Simple Adversarial Transformations in PyTorch

Introduction

Adversarial transformations are maliciously transformed images, often employing basic affine transformations such as rotations, translations, shear or scale, causing mis-classification. Compared to standard $L_p$-constrained adversarial examples (as obtained by PGD []), they offer less degrees of freedom and are considered a more realistic threat model. This is because basic transformations such as rotations or zoom are readily available in most image processing tools. In contrast to adversarial patches, stickers or frames [][], they are less visible — especially if the original image is not available for comparison. This article presents a simple PGD-based PyTorch implementation of adversarial transformations, limited to affine transformations, that is shown to be extremely effective even against adversarially trained models.

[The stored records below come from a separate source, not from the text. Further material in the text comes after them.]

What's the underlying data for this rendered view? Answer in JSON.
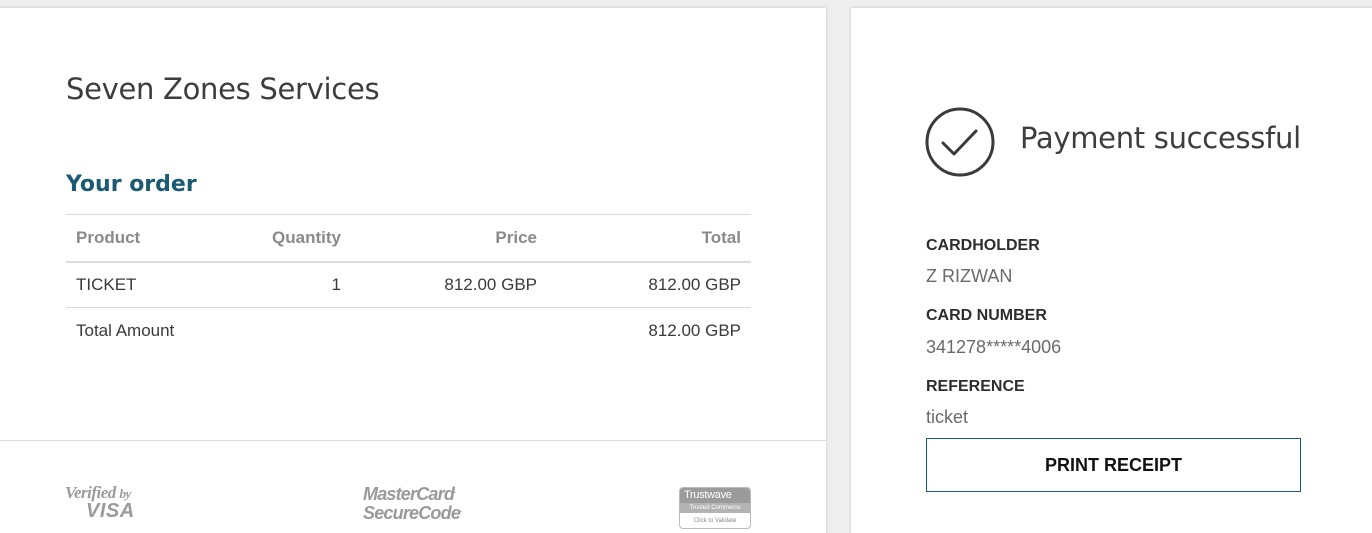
{
  "merchant": {
    "name": "Seven Zones Services"
  },
  "order": {
    "title": "Your order",
    "headers": {
      "product": "Product",
      "quantity": "Quantity",
      "price": "Price",
      "total": "Total"
    },
    "rows": [
      {
        "product": "TICKET",
        "quantity": "1",
        "price": "812.00 GBP",
        "total": "812.00 GBP"
      }
    ],
    "total_label": "Total Amount",
    "total_value": "812.00 GBP"
  },
  "footer": {
    "verified_by": "Verified",
    "verified_by_small": "by",
    "visa": "VISA",
    "mastercard_line1": "MasterCard",
    "mastercard_line2": "SecureCode",
    "trustwave_line1": "Trustwave",
    "trustwave_line2": "Trusted Commerce",
    "trustwave_line3": "Click to Validate"
  },
  "payment": {
    "status": "Payment successful",
    "status_icon": "check-circle-icon",
    "cardholder_label": "CARDHOLDER",
    "cardholder_value": "Z RIZWAN",
    "card_number_label": "CARD NUMBER",
    "card_number_value": "341278*****4006",
    "reference_label": "REFERENCE",
    "reference_value": "ticket",
    "print_button": "PRINT RECEIPT"
  },
  "colors": {
    "accent": "#1a5a73",
    "background": "#eeeeee",
    "panel": "#ffffff"
  }
}
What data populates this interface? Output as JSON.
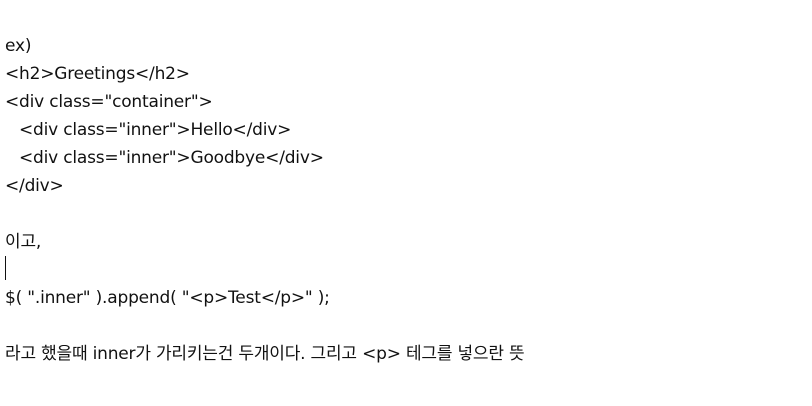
{
  "document": {
    "lines": [
      "ex)",
      "<h2>Greetings</h2>",
      "<div class=\"container\">",
      "<div class=\"inner\">Hello</div>",
      "<div class=\"inner\">Goodbye</div>",
      "</div>",
      "이고,",
      "$( \".inner\" ).append( \"<p>Test</p>\" );",
      "라고 했을때 inner가 가리키는건 두개이다. 그리고 <p> 테그를 넣으란 뜻"
    ]
  }
}
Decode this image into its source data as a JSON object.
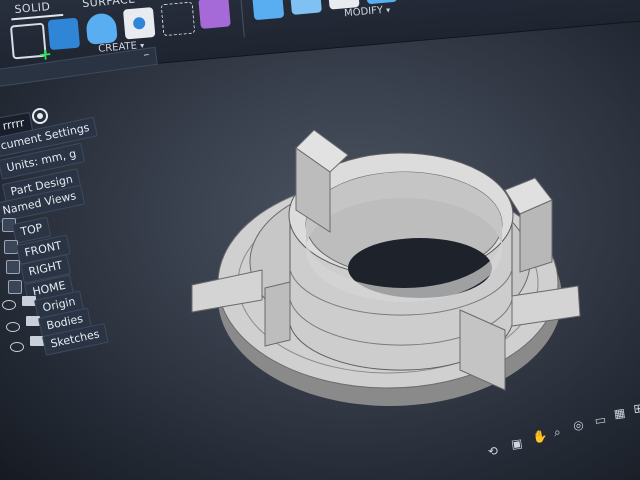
{
  "toolbar": {
    "tabs": [
      {
        "label": "SOLID"
      },
      {
        "label": "SURFACE"
      }
    ],
    "groups": {
      "create": {
        "label": "CREATE",
        "caret": "▾"
      },
      "modify": {
        "label": "MODIFY",
        "caret": "▾"
      }
    },
    "icons": [
      "create-sketch-icon",
      "box-icon",
      "sweep-icon",
      "hole-icon",
      "pattern-icon",
      "form-icon",
      "press-pull-icon",
      "fillet-icon",
      "chamfer-icon",
      "shell-icon"
    ]
  },
  "browser": {
    "root_name": "rrrrr",
    "items": [
      {
        "label": "cument Settings"
      },
      {
        "label": "Units: mm, g"
      },
      {
        "label": "Part Design"
      },
      {
        "label": "Named Views"
      },
      {
        "label": "TOP"
      },
      {
        "label": "FRONT"
      },
      {
        "label": "RIGHT"
      },
      {
        "label": "HOME"
      },
      {
        "label": "Origin"
      },
      {
        "label": "Bodies"
      },
      {
        "label": "Sketches"
      }
    ]
  },
  "navbar": {
    "icons": [
      "orbit-icon",
      "look-at-icon",
      "pan-icon",
      "zoom-icon",
      "fit-icon",
      "display-settings-icon",
      "grid-icon",
      "viewports-icon"
    ]
  },
  "colors": {
    "model_face": "#d9d9d9",
    "model_shadow": "#a9a9a9",
    "toolbar_bg": "#2b3240",
    "viewport_center": "#4a5260"
  }
}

This article is part of a series:

The code for this article can be found on GitHub:

Code on GitHub

Adversarial Transformations

Standard adversarial examples, using PGD, optimize cross-entropy loss between an input example $x$ and its true label $y$ allowing for a small additive perturbation $x + \delta$:

$\max_{\|\delta\|_p \leq \epsilon} \mathcal{L}(f(x + \delta), y)$

Here, $f$ is the classifier to be fooled by the adversarial example $x + \delta$ and $\delta$ is supposed to be small in its $L_p$ norm so that the change remains imperceptible for the human eye. Maximizing the cross-entropy loss will eventuall cause mis-classification. Instead of an additive perturbations, we can also use a general transformation $T$:

$\max \mathcal{L}(f(T(x), y)$

Of course, we still want the transformation $T$ to be rather small such that $T(x)$ remains hard to distinguish from the original $x$. While this formulation generally allows more degrees of freedom (we could set $T(x) = \gamma x + \delta$ with both $\gamma$ and $\delta$ to be chosen), it is common [] to use rather simple transformations. For example, rotations, translations, zoom, etc. are often easy to apply to images using common image processing tools. In this article, we assume that $T$ is an affine transformation. The advantage is that there exist differentiable components for applying affine transformations such as spatial transformer networks []. This allows to differentiate through $T(x)$ in order to maximize the cross-entropy loss using standard PGD. Here, we assemble translation $[t_1, t_2]$, shear $[\lambda_1, \lambda_2]$, scale $s$ and rotation $r$ into an affine transformation matrix

$\left(\begin{matrix}\cos(r) s - \sin(r) s \lambda_1 & -\sin(r) s + \cos(r) s \lambda_1 & t_1\\\cos(r) s \lambda_2 + \sin(r) s & -\sin(r) s \lambda_2 + \cos(r) s & t_2\end{matrix}\right)$(1)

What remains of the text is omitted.